Later they will ask, “Is fire alive? Is water?”

The children appear in the morning out of the slowly drifting hoops of fog wisp. It is chilly, almost cold. There is no visibility at six in the morning; only a fierce white-out where earth is the patch of dirt under their bare feet, a platform, and the sky is everything else. It becomes Africa at noon when there are no clouds and the heat is like a blazing rug thrown over everything to suffocate and scorch.

In the afternoon there are clouds, big ones, like war declared in the stratosphere. It starts to get gray as the children leave the school and begin padding down the dirt road.

There is a hill near the school. The sun approaches it by sneaking behind the clouds until it emerges to crash into the hill and explode yellow and pink, to paint everything in its violent fire.

At night, if there is a moon, the school, the Great Rift, become a seascape of luminescent trees and grass, whispering, silver. If there is no moon you walk from a lighted house to an infinity of space, packed with darkness.

Yesterday I ducked out of a heavy downpour and waited in a small shed for the rain to let up. The rain was far too heavy for my spidery umbrella. I waited in the shed; thunder and close bursts of lightning charged all around me; the rain spat through the palm-leaf walls of the shed.

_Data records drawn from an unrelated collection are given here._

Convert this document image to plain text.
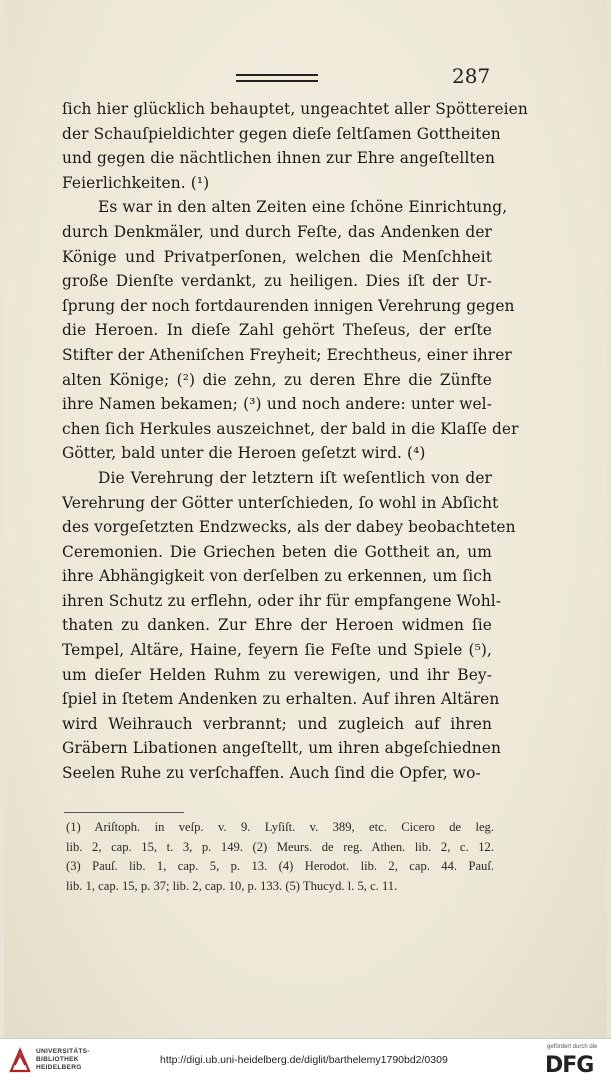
287
ſich hier glücklich behauptet, ungeachtet aller Spöttereien
der Schauſpieldichter gegen dieſe ſeltſamen Gottheiten
und gegen die nächtlichen ihnen zur Ehre angeſtellten
Feierlichkeiten. (¹)
Es war in den alten Zeiten eine ſchöne Einrichtung,
durch Denkmäler, und durch Feſte, das Andenken der
Könige und Privatperſonen, welchen die Menſchheit
große Dienſte verdankt, zu heiligen. Dies iſt der Ur-
ſprung der noch fortdaurenden innigen Verehrung gegen
die Heroen. In dieſe Zahl gehört Theſeus, der erſte
Stifter der Atheniſchen Freyheit; Erechtheus, einer ihrer
alten Könige; (²) die zehn, zu deren Ehre die Zünfte
ihre Namen bekamen; (³) und noch andere: unter wel-
chen ſich Herkules auszeichnet, der bald in die Klaſſe der
Götter, bald unter die Heroen geſetzt wird. (⁴)
Die Verehrung der letztern iſt weſentlich von der
Verehrung der Götter unterſchieden, ſo wohl in Abſicht
des vorgeſetzten Endzwecks, als der dabey beobachteten
Ceremonien. Die Griechen beten die Gottheit an, um
ihre Abhängigkeit von derſelben zu erkennen, um ſich
ihren Schutz zu erflehn, oder ihr für empfangene Wohl-
thaten zu danken. Zur Ehre der Heroen widmen ſie
Tempel, Altäre, Haine, feyern ſie Feſte und Spiele (⁵),
um dieſer Helden Ruhm zu verewigen, und ihr Bey-
ſpiel in ſtetem Andenken zu erhalten. Auf ihren Altären
wird Weihrauch verbrannt; und zugleich auf ihren
Gräbern Libationen angeſtellt, um ihren abgeſchiednen
Seelen Ruhe zu verſchaffen. Auch ſind die Opfer, wo-
(1) Ariſtoph. in veſp. v. 9. Lyſiſt. v. 389, etc. Cicero de leg.
lib. 2, cap. 15, t. 3, p. 149. (2) Meurs. de reg. Athen. lib. 2, c. 12.
(3) Pauſ. lib. 1, cap. 5, p. 13. (4) Herodot. lib. 2, cap. 44. Pauſ.
lib. 1, cap. 15, p. 37; lib. 2, cap. 10, p. 133. (5) Thucyd. l. 5, c. 11.
UNIVERSITÄTS-
BIBLIOTHEK
HEIDELBERG
http://digi.ub.uni-heidelberg.de/diglit/barthelemy1790bd2/0309
gefördert durch die
DFG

Down the road I spotted a small African child. I could not tell whether it was a boy or a girl, since it was wearing a long shirt, a yellow one, which drooped sodden to the ground. The child was carrying nothing, so I assumed it was a boy.

He dashed in and out of the puddles, hopping from side to side of the forest path, his yellow shirt bulging as he twisted under it. When he came closer I could see the look of absolute fear on his face. His only defense against the thunder and the smacking of rain were his fingers stuck firmly into his ears. He held them there as he ran.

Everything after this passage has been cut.